解剖全肩关节置换术(aTSA)的长期疗效可能因肩胛盂松动和失败而受到影响。本研究的目的是评估肱骨头置换加肩胛盂扩孔成形术(Ream and Run)治疗晚期肩关节炎的短期和中期疗效,并确定术前因素与疗效之间的关系。
对 49 例(平均年龄 60±7 岁)至少随访 2 年(平均 4.6±1.7 年)的患者进行评估。43 例(87.8%)为男性。13 例(26.5%)有非关节置换肩手术史。19 例(38.8%)为 Walch A 型,30 例(61.2%)为 B 型肩胛盂。评估术前和术后的肩部活动度、患者报告的结果(PROMs)和健康相关的生活质量(HRQoL)。评估术前和术后的普通 X 线片。使用混合效应模型来研究与结果相关的因素。

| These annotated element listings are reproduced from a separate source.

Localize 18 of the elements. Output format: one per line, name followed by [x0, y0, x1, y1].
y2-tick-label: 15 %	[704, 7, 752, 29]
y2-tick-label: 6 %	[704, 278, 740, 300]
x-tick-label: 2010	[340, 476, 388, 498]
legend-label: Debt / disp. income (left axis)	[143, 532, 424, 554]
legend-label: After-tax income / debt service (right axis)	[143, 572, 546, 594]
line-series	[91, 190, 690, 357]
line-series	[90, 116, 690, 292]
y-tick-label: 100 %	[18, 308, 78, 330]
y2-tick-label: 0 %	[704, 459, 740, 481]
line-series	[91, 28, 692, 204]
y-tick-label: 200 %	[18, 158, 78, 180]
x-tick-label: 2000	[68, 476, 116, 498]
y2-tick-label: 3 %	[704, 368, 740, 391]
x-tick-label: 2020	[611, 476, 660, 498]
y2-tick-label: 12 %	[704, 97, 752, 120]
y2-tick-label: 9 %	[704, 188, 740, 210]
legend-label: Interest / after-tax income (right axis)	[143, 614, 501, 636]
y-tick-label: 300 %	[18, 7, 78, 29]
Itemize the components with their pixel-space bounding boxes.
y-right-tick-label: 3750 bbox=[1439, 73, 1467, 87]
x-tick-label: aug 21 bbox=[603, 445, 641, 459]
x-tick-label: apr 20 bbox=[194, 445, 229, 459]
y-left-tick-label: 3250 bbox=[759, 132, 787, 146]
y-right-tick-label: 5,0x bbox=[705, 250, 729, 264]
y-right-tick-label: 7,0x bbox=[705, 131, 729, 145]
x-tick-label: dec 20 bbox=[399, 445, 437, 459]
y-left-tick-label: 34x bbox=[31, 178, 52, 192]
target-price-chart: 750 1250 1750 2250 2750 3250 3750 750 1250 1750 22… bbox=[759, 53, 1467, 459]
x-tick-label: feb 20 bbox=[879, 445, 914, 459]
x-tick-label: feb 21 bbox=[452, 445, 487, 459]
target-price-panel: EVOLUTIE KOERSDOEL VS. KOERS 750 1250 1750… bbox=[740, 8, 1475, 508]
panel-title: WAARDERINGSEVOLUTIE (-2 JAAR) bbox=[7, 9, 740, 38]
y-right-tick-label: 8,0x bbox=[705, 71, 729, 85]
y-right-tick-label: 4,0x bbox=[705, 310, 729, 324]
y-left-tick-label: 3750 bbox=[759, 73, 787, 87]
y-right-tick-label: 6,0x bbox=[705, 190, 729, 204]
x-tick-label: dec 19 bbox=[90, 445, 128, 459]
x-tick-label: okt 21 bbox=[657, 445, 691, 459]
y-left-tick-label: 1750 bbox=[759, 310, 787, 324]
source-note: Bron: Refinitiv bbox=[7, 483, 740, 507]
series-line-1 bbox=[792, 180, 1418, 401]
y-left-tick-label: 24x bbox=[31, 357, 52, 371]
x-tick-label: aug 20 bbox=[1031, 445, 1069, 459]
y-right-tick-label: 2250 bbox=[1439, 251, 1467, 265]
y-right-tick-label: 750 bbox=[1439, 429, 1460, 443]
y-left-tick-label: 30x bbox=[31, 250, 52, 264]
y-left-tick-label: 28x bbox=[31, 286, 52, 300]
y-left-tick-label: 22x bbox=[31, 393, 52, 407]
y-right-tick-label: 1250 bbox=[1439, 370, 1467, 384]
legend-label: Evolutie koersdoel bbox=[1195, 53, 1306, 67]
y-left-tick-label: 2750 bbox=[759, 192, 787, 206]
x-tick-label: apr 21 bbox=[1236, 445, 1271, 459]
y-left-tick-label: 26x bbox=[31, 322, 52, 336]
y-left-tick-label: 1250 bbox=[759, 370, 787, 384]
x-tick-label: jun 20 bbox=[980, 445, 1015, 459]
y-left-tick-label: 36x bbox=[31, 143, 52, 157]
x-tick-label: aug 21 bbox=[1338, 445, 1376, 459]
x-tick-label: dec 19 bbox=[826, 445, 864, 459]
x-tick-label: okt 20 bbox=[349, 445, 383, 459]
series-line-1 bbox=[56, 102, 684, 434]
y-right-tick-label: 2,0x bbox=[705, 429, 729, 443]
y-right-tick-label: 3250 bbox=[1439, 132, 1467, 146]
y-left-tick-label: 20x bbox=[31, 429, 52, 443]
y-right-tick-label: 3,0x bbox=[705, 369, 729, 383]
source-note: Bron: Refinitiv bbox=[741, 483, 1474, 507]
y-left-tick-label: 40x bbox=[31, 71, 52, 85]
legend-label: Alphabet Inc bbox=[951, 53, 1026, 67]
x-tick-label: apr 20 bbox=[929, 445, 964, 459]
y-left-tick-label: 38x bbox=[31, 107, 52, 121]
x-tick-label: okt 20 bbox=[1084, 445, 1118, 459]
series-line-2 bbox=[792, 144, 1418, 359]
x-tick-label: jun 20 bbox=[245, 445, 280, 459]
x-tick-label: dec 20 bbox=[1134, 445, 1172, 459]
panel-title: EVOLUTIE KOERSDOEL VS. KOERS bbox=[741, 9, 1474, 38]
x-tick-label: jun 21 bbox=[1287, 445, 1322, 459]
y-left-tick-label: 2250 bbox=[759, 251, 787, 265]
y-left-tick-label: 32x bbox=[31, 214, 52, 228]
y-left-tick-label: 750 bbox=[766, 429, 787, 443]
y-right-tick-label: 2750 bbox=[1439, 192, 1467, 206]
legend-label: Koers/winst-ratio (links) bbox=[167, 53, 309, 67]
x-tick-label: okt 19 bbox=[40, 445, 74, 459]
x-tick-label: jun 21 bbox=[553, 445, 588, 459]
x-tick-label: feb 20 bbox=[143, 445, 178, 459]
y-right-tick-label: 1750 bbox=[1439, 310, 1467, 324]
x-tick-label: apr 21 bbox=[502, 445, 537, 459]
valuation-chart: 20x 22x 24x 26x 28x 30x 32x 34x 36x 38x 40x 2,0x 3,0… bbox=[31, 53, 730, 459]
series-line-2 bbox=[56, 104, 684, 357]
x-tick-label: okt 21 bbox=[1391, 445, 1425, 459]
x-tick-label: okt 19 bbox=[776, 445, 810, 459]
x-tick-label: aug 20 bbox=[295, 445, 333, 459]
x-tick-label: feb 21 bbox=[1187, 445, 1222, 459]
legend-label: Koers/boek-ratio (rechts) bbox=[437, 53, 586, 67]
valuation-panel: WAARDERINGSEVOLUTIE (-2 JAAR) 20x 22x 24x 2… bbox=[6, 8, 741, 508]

主动前屈和外展的改善分别为 111.7°±23.8°至 139.2°±21.1°和 13.3°±20.7°至 38.7°±14.7°(P<.001)。最近随访时的美国肩肘外科医生标准肩关节评估表(ASES)、手臂、肩部和手残疾问卷(DASH)、简单肩部测试(SST)和视觉模拟量表(VAS)肩部疼痛评分的平均得分为 86.6±19.9、10.1±14.1、10.5±2.2 和 1.5±2.3。PROMs 的平均变化显著,并超过了 aTSA 的最小临床重要差异。ASES、DASH 和 SST 的最大可能改善百分比大于 75%。男性(P<.008)和没有肩部手术史(P<.04)与更好的绝对和更大的 PROMs 变化显著相关。年龄、术前肩部活动度和 Walch 肩胛盂分类与 PROMs 无关。5 例(10.2%,95%置信区间[CI] 1.8%-18.6%)因疼痛而行翻修。另外 3 例患者在最终随访时不满意,但未行翻修,导致 16.7%(95%CI 6.1%-27.2%)的患者对初始 RnR 的结果不满意。SF-6 维度的平均分数从 0.66±0.12 提高到 0.77±0.13,EQ-5D 维度的平均分数从 0.68±0.20 提高到 0.85±0.17(P<.001)。生活质量的改善与非优势侧手臂治疗、年龄增加和术前 SST 评分增加显著相关。肱骨头旋转中心的每年内侧化程度为 0.56±1.6mm/yr。没有影像学指标与长期 PROMs 相关。
Ream and Run 可以为高比例的患者提供短期和中期 PROMs 和 HRQoL 的显著和临床重要的改善。对于特定的患者,该手术是 aTSA 的一个合适的替代方法。